There's a great deal of Armada that comes off too close to Ready, Player One for comfort.  Far too many ideas are recycled for it to be anything related to coincidence.  Still, even ripped off, the subject material is fun to read for anyone who was brought up during the '80s.  It's easy to forgive the author for that bit of laziness.

What I have a much harder time forgiving is what Cline ends up doing with the story, or perhaps it's better to say what he doesn't do.  The world Cline sets up here is compelling enough, but when you look under the hood, you realize that he's spent almost no time actually building it out.  RP1's world was bold and established, so it was easy to get lost in it.  In contrast, Armada's world is only briefly established, and it's done so poorly that you'll find yourself questioning everything that happens.  Nothing about how the last half of this book plays out makes any sense, and when you realize that you are, in fact, about halfway through the book, you'll be doing a double-take and muttering, "Wait...he's going to have to cover a LOT of ground in the next part of the book or this is going to be one of the most shallow, unhinged rides I've ever been taken on."

Spoiler, it ends up being one of the most shallow, unhinged rides you'll ever get taken on.
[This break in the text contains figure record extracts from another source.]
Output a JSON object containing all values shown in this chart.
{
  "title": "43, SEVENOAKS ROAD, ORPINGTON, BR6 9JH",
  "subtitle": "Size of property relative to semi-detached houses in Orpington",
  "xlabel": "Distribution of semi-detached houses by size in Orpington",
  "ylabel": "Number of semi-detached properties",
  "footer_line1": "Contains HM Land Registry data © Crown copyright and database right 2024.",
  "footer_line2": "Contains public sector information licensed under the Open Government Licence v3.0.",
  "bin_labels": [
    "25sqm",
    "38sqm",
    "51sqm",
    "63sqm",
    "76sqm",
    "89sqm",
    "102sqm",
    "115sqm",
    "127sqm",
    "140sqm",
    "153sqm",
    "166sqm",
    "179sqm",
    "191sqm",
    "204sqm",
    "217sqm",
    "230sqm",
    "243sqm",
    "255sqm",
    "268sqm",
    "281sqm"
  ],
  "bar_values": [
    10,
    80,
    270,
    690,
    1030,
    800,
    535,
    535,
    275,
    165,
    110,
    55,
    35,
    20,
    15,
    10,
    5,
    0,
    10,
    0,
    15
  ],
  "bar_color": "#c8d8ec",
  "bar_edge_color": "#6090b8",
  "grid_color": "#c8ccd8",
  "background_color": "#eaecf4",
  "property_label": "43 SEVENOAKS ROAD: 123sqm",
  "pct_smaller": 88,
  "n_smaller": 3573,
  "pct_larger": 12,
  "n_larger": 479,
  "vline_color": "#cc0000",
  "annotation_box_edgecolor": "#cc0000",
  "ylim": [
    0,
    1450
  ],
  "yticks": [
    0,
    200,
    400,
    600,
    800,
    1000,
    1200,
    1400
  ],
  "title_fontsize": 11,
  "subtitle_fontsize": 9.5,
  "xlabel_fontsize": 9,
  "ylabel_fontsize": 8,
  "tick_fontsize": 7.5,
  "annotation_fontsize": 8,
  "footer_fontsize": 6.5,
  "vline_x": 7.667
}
Armada could have been, should have been a great book, or at least a good one.  RP1 wasn't without its faults, but Cline clearly didn't learn anything between 2011 and 2015.  The same mistakes, the same overdone tropes, the same literary shortcomings are all present in Armada, along with a whole host of new ones.  Pop culture can only buoy a novel so much, and it can't quite manage to turn the trick here.

That's a shame, because this could really have been a remarkable world.  Alas.